The EPA said, “Specific concerns have been raised by the public about the effects of hydraulic fracturing on the quality and quantity of drinking water resources [because] millions of people live in areas where their drinking water resources are located near hydraulically fractured wells” and listed some problems: “Up to nine out of 36” wells examined in Pennsylvania “are impacted by stray gas (methane and ethane) associated with nearby hydraulic fracturing activities; two Texas water wells near fracking operations were affected by increased presence of brines; and drinking-water monitoring wells had “chemicals or brine” from a blowout that happened during fracking in North Dakota.

In Illinois, fracking rules were OK’d in 2013 by a vote of 109-9 in the House and 52-3 in the Senate, and thousands of leases reportedly have been signed along downstate’s New Albany shale formation.

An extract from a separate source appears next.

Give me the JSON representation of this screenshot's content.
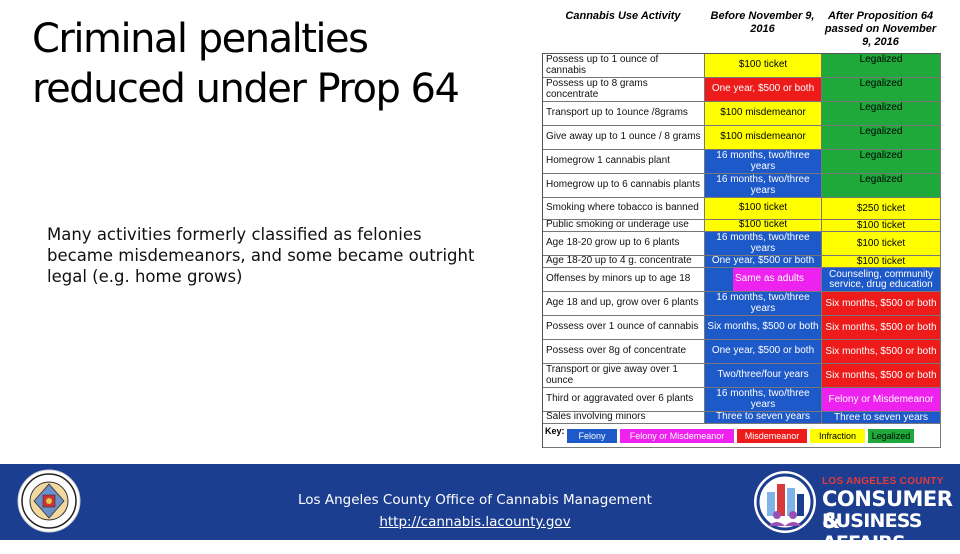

The Illinois Chamber of Commerce once claimed that 47,000 new fracking jobs could result (while conceding that fracking is “unproven” and that its recommendation didn’t account for environmental impacts). Ohio’s Republican Gov. John Kasich says jobs promised there haven’t happened.

In Washington, the EPA said its research was limited by insufficient data, a lack of long-term studies, and inaccessible information, which it said “preclude a determination of the frequency of [drinking water] impacts with any certainty.”

The oil and gas industry blocked EPA access to fracking data, according to InterClimate News.

Geochemist Geoffrey Thyne, a member of an EPA Science Advisory Board – an independent group of scientists who reviewed the study’s plan – commented, “This was supposed to be the gold standard. But they went through a long bureaucratic process of trying to develop a study that is not going to produce a meaningful result.”